São tantas as vezes em que somos tomados por sentimentos e não sabemos nomeá-los porque não cabem no riscado conhecido dos afetos que já conhecemos... são tantas as vezes em que ficamos irritados e não sabemos em que fomos incomodados para produzir tal irritação... ficamos tristes e não sabemos em que terreno brotou nossa tristeza... flagramo-nos em meio à melancolia e lá se vai nossa racionalidade sem nos dizer o que nos abateu em pleno vôo... lançamos iscas ao mar e içamos nossas velas no alto topo das marés... andamos a esmo e nadamos rumo à terra pantanosa de nossa esperança... mas também, são tantas as vezes em que ficamos afetados por coisas boas e gostosas, e não sabemos o que fazer com isso... não sabemos nem como nomear os sentimentos e afetos que emergem disso... e na maioria das vezes, não sabemos como nomeá-los, porque aprendemos a reconhecer somente as formas prontas e padronizadas de sentimentos e afetamentos, e são essas as formas com que aprendemos a viver a vida, a sentir, a se deixar afetar, a olhar o outro, a nos dar a ver ao outro, a compor a existência, a paralisar... a vida pode ser outra coisa... a vida pode ser possibilidades... pode ser movimento-acontecimento e não paralisia... pode ser alegria e não tristeza... pode ser coragem e não medo... pode ser rizoma e não raiz... enfim, a vida pode ser tudo isso ao mesmo tempo e que, em todos os repentes, no amanhecer das manhãs, no recolhimento de todas as noites possamos ser protagonistas de nossos sentimentos e afetamentos, produzindo a partir disso, vitalismos e potências que nos façam estufar o peito e sair de si.
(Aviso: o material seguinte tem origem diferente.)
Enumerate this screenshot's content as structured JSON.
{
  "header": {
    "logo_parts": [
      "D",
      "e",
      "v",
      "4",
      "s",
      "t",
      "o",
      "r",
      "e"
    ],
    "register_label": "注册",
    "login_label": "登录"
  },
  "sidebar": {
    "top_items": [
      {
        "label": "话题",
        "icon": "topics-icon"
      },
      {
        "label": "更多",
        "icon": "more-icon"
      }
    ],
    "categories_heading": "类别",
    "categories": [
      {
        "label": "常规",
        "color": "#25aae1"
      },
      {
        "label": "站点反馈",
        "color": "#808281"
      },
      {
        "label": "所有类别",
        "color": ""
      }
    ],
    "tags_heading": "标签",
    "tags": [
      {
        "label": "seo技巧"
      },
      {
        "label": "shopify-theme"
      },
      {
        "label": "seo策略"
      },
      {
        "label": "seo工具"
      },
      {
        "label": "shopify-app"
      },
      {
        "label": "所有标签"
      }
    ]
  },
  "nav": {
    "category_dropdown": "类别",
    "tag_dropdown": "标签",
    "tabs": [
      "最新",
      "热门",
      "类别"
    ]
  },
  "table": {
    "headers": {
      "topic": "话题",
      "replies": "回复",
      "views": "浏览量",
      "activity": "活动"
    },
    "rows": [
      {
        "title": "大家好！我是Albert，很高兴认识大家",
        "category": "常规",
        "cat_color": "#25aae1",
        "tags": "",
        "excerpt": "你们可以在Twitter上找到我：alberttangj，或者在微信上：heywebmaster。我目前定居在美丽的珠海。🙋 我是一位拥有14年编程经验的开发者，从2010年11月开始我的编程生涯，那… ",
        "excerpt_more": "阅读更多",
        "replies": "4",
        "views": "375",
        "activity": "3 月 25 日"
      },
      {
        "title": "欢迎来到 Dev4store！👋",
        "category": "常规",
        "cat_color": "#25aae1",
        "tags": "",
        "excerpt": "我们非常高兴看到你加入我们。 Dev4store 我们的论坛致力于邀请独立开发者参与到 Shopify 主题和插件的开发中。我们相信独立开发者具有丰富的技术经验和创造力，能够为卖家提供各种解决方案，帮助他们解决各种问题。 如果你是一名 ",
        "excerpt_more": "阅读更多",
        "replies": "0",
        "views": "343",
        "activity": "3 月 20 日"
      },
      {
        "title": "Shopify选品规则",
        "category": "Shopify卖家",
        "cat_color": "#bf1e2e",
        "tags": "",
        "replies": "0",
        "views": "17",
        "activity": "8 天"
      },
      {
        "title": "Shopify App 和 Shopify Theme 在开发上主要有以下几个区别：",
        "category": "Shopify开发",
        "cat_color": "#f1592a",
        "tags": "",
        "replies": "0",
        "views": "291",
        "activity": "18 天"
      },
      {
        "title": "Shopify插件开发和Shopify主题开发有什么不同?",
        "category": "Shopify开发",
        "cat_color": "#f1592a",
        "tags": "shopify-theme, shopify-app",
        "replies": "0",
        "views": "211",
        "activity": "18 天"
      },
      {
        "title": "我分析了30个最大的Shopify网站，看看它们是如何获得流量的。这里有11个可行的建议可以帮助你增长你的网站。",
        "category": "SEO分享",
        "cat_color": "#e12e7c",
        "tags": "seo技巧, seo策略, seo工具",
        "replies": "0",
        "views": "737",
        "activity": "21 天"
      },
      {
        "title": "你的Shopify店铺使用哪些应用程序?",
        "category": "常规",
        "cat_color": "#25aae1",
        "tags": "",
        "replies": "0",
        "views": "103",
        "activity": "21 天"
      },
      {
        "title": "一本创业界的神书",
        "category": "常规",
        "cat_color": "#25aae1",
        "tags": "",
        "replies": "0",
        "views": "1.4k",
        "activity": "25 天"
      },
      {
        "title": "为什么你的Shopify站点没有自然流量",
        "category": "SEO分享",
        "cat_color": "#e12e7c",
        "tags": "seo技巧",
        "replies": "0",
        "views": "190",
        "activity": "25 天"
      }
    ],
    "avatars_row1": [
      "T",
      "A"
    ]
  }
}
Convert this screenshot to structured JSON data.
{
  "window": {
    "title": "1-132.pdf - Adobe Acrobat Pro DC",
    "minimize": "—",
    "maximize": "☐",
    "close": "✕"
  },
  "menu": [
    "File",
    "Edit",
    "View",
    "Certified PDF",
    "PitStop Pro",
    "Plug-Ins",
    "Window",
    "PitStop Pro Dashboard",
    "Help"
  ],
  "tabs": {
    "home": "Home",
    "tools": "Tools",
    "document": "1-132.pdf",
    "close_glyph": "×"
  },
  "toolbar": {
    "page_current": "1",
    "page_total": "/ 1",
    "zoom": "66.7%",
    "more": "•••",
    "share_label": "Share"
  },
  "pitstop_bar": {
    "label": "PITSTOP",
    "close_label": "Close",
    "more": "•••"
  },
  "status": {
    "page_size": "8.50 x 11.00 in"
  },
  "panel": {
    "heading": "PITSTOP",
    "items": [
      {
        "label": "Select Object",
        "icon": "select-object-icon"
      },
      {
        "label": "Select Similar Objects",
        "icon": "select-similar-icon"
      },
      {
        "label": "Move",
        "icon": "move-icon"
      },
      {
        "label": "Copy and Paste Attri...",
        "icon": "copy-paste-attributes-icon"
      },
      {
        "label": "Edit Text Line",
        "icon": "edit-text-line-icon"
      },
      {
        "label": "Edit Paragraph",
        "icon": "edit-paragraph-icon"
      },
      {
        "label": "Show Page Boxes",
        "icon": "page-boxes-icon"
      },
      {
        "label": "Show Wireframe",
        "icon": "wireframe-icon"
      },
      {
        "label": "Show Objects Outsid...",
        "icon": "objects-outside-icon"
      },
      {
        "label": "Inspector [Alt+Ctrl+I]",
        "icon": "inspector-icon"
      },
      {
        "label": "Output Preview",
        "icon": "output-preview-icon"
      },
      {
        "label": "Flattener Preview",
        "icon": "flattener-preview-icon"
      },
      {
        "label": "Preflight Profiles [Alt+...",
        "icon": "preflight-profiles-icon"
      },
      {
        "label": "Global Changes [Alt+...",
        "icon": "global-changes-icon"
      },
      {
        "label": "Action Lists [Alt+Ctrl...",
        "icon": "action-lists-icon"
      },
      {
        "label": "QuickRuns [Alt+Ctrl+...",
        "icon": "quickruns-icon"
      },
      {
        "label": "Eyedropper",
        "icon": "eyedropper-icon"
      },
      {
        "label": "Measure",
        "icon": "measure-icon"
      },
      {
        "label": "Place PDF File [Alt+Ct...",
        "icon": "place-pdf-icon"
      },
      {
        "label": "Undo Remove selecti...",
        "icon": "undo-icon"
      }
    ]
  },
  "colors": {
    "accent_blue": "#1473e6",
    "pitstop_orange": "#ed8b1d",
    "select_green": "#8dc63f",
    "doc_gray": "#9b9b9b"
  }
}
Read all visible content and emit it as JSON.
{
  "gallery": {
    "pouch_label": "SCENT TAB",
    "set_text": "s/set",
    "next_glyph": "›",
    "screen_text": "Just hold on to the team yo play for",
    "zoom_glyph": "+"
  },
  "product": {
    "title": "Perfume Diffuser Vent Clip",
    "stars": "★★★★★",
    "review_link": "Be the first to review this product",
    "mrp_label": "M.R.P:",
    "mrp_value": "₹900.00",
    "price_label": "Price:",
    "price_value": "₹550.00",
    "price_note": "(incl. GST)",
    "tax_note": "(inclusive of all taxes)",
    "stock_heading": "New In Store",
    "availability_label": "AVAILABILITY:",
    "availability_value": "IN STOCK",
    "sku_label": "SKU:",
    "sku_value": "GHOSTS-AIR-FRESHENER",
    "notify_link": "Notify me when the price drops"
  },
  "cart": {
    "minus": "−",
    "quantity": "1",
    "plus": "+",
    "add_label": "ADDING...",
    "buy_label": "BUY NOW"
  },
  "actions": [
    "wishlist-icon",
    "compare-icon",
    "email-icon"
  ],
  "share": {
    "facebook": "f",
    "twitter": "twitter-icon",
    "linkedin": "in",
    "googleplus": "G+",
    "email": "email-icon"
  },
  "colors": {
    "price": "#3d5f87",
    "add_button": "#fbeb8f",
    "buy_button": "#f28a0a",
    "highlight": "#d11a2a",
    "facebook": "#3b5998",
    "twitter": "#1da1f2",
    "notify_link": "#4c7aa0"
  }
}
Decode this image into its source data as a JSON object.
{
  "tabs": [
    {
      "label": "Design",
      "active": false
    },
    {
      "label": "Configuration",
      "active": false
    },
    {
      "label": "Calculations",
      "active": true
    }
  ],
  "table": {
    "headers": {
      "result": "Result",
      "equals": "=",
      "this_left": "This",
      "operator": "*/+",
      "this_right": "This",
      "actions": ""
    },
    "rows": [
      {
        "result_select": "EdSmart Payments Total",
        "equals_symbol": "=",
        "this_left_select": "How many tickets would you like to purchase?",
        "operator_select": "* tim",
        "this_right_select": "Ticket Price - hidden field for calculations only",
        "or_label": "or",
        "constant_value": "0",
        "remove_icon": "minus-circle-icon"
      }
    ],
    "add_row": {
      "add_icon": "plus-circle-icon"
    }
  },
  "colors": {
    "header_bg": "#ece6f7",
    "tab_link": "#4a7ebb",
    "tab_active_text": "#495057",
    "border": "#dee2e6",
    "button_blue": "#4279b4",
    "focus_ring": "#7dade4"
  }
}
Dia desses uma pessoa, ao falar de um afetamento que estava sentindo em relação a uma outra pessoa, disse que o sentia, mas que não sabia como nomear isso... e ela está vivendo uma história de amor, mas isso lhe é tão estranho, que sente, fica ensimesmada, fica afetada, mas não consegue perceber que provocou no outro e com o outro uma história de amor! Os agenciamentos produzidos no encontro dispararam uma história de amor... ou melhor, a invenção de uma história de amor!
Foi essa situação que me fez buscar as referências dumas falas de Rubem Alves –que é uma das pessoas públicas que melhor diz dessas coisas simples da existência- quando fala um pouco da coisa de podermos exprimir aquilo que sentimos, dar voz aos nossos sentimentos, exercitar o direito de falar de nossos sentimentos... dizer para as pessoas aquilo que emerge de nosso contato com elas... dizer da beleza, da alegria, da poesia, da boniteza do existir, da generosidade, da solidariedade, do respeito, da dignidade, da singularidade... podemos aprender a sentir e a dizer dessas coisas boas e bonitas, na mesma modulação, intensidade e freqüência em que dizemos de nossas iras, de nossos desgostos, de nossas raivas, de nossas tristezas, de nossas decepções... mas, enfim, aprender a dizer e não a engolir, porque engolir alegria, poesia, vida, agenciamento, afetos, sentimentos, causa a mesma constipação existencial que sentimos quando engolimos as coisas ruins. Engolir as coisas boas e bonitas provoca ensimesmamento e melancolia... não que isso não seja necessário de quando em vez, mas não sempre!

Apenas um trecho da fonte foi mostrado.